Sherri Papini’s case grabbed national attention when she went missing for several weeks, prompting a frantic search and widespread media coverage. She eventually reappeared with an elaborate story of being abducted by two “Hispanic women”, chained to a pole for three weeks, beaten and branded before being released by the side of a highway.
Now, six years later, she is being arrested for making up the whole story and lying to authorities about her alleged kidnapping.
Sherri Papini, 40, pleaded guilty last spring to staging the abduction and lying to the FBI about it. As part of a plea bargain, she is required to pay more than $300,000 in restitution.
Probation officers and Papini’s attorney had recommended that she spend a month in custody and seven months in supervised home detention, while prosecutors wanted her to serve eight months behind bars. But Senior U.S. District Judge William Shubb said he opted for an 18-month sentence in order to deter others.
Papini wept as she addressed the court for about five minutes.
“I stand before you humbled by the court.

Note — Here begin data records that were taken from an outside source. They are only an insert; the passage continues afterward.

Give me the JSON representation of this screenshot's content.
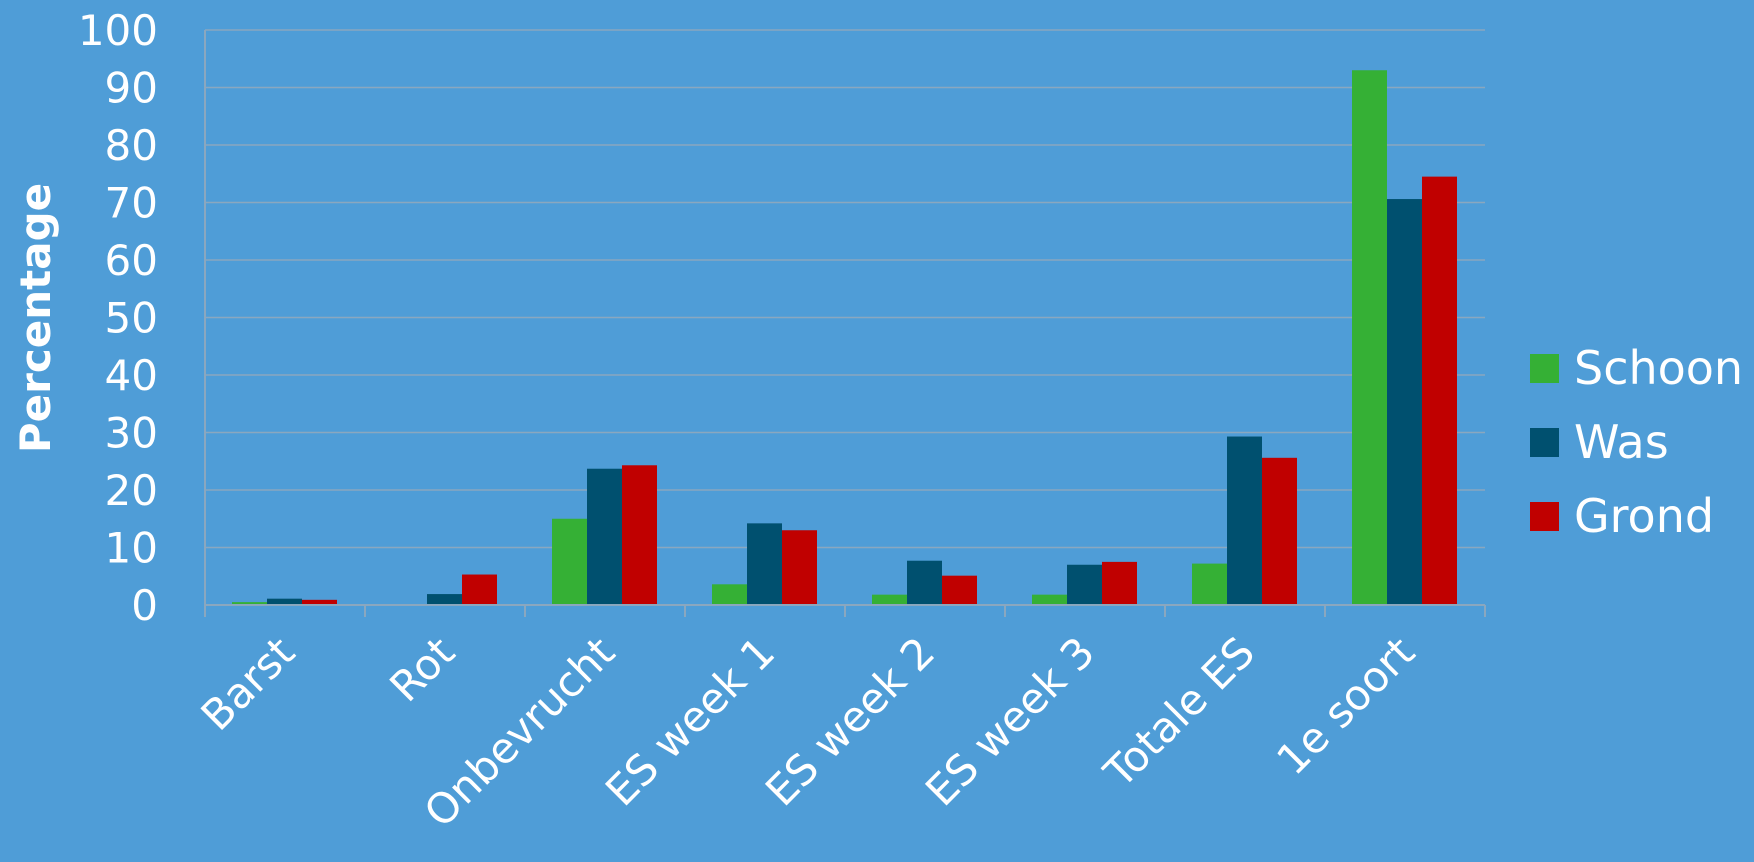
{
  "chart_data": {
    "type": "bar",
    "title": "",
    "xlabel": "",
    "ylabel": "Percentage",
    "ylim": [
      0,
      100
    ],
    "yticks": [
      0,
      10,
      20,
      30,
      40,
      50,
      60,
      70,
      80,
      90,
      100
    ],
    "grid": true,
    "legend_position": "right",
    "categories": [
      "Barst",
      "Rot",
      "Onbevrucht",
      "ES week 1",
      "ES week 2",
      "ES week 3",
      "Totale ES",
      "1e soort"
    ],
    "series": [
      {
        "name": "Schoon",
        "color": "#35b035",
        "values": [
          0.5,
          0,
          15,
          3.6,
          1.8,
          1.8,
          7.2,
          93
        ]
      },
      {
        "name": "Was",
        "color": "#00506f",
        "values": [
          1.1,
          1.9,
          23.7,
          14.2,
          7.7,
          7,
          29.3,
          70.6
        ]
      },
      {
        "name": "Grond",
        "color": "#c00000",
        "values": [
          0.9,
          5.3,
          24.3,
          13,
          5.1,
          7.5,
          25.6,
          74.5
        ]
      }
    ]
  }
}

I’m so sorry to the many people who have suffered because of me. I thank you all,” she said. “What was done cannot be undone. I am choosing to humbly accept all responsibility.”
After vanishing in November 2016, Papini turned up three weeks later, on Thanksgiving morning, saying she had been kidnapped, tortured, and had injuries including a brand on her right shoulder.
Police collected DNA samples from Papini’s clothes when she was found in 2016. However, they never found any matches in their database. However, in 2020 they got a match. The DNA belonged to a boyfriend’s father, whose DNA was on record in the official database.
When they traced the DNA to Papini’s ex-boyfriend, he confessed everything and told authorities that the entire kidnapping was a big hoax.
“In truth, Papini had been voluntarily staying with a former boyfriend in Costa Mesa and had harmed herself to support her false statements,” an announcement by the US Attorney’s Office in the Eastern District of California said in a release on Thursday night.
Both defense and prosecuting attorneys said Papini would not appeal the sentence.
It was not until last March, when the FBI arrested Papini, that she admitted to faking her kidnapping and self-inflicting the injuries. She later admitted being voluntarily in Costa Mesa, California, with an ex-boyfriend the entire time.
In his sentencing recommendation filed last week, Papini’s defense attorney, William Portanova, had urged the court to follow recommendations from the U.S. Probation Office and impose an eight-month sentence, seven months of “intensely supervised” home detention, and just one month in custody.
The lesser sentence would address Papini’s crimes, provide a “reasonable deterrent” and deliver justice “in this unique case,” Portanova wrote.